También trinitariamente, es ser humano tiene la trinidad de mente, voluntad e inteligencia en trabajo conjunto, a saber: La mente para hacerla que trabaje y curtirse de muy buenos conocimientos; la inteligencia para formarlos y crearlos; y la voluntad, para darles vida según al molde de SU Voluntad. Por lo que no hay voluntad sin inteligencia ni inteligencia sin mente y voluntad.
La creación del cuerpo humano en la procreación, se verifica por mediación de la trinidad, de los dos desprendimientos de la pareja y del espíritu encarnante como tercer elemento. Luego sin trinidad no hay reproducción de procreación.
El ser humano crea de la materia y procrea la formación de cuerpos, creando previamente los desprendimientos de la pareja como son el óvulo y el espermatozoide por mediación de la esencia de materia. También forma su centro de conciencia con los agregados moleculosos como capas o velos del alma, adheridos en el periespíritu.
El espíritu ser humano encarnado en este mundo, está llamado a efectuar su desarrollo como co-creador, reproductor, procreador, ya que como hijos del Padre Creador, formamos parte de SU Inteligencia, Vida, y Voluntad.
Es la Ley que rige en la forma de crecimiento y creación, ya que cada unidad de vida co-crea reproduciendo conforme a su creación, por la Esencia interna que lleva, que la viene efectuando desde que salió del Principio de Creación.
La función de la esencia de materia, agregado adherido al periespíritu, promueve los desprendimientos seminales para la procreación, a través del periespíritu, hasta que este se va disolviendo.
Si definimos al Principio Creador como una Trinidad, el Hijo Eterno como Co-Creador Universal; y el hijo, como todos los hijos, tanto encarnados como desencarnados.
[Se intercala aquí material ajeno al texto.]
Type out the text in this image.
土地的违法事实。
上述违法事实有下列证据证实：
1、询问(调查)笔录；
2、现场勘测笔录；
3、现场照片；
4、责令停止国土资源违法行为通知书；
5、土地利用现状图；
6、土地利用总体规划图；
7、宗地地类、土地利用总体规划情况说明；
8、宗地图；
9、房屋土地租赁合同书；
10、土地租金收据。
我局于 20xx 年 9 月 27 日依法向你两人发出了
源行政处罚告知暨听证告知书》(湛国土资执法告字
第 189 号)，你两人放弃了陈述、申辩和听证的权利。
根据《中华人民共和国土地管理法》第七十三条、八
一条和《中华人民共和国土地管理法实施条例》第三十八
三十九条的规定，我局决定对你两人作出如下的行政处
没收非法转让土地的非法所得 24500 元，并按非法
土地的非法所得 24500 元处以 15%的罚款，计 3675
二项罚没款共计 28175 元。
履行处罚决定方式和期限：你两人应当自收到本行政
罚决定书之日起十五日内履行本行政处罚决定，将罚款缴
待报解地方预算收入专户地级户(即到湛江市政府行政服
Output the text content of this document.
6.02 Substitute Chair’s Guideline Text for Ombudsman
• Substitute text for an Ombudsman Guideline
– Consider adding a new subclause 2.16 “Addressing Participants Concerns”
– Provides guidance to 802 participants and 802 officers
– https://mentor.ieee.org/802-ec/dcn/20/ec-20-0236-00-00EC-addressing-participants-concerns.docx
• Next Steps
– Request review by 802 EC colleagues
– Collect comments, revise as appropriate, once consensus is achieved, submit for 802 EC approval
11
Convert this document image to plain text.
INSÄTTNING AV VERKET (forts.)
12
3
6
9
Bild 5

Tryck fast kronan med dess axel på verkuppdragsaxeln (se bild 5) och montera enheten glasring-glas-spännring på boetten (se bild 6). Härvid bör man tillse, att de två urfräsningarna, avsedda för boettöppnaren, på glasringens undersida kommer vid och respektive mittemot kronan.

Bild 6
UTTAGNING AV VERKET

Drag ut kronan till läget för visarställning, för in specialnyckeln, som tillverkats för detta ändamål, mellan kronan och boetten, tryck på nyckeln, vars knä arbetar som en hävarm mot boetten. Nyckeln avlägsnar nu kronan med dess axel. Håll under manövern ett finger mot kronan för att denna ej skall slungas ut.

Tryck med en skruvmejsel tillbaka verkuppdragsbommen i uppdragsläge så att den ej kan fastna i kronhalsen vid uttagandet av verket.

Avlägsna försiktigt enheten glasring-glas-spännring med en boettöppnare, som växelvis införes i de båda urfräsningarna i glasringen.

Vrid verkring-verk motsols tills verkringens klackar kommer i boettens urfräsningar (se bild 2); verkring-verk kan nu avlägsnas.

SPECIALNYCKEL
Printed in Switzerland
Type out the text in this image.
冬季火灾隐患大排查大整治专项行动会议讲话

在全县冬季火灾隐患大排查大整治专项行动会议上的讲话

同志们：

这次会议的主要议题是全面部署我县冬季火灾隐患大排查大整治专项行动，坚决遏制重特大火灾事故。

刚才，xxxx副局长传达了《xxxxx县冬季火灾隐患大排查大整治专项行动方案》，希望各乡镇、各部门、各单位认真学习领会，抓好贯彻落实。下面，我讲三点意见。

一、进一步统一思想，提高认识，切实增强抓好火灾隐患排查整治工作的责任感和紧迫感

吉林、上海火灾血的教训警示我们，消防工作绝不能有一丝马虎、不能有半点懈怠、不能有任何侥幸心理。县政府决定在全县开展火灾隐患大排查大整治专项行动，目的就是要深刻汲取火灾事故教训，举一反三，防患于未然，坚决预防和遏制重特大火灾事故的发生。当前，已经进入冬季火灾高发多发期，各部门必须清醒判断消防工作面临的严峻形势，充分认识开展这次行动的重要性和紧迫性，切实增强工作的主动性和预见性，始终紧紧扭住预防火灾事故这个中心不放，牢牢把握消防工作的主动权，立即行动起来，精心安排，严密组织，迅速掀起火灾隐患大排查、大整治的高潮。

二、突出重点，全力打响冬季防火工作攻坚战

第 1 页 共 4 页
Y el Espíritu Santo, SU Fuerza Activa Eterna, Inmutable e Indiferenciada. Y el espíritu humano con apelativo de «Santo», son los hijos que han realizado su naturaleza. Así también, el conjunto Trinitario de la Vida-DIOS como totalidad, de Naturaleza, DIOS Y Universo, dando contínua creación y transformación.
Y en cuanto a Divinidades: La DIVINIDAD Suprema de LUZ, que esta es la del Padre. Las Divinidades Superiores de Luz al servicio de la creación, para serir al Padre cuanto sea su Voluntad. Y la Divinidad intermedia como Ángeles y guías en ayuda al ser humano en acción caritativa, uniéndose a la Caridad de la Divinidad Suprema.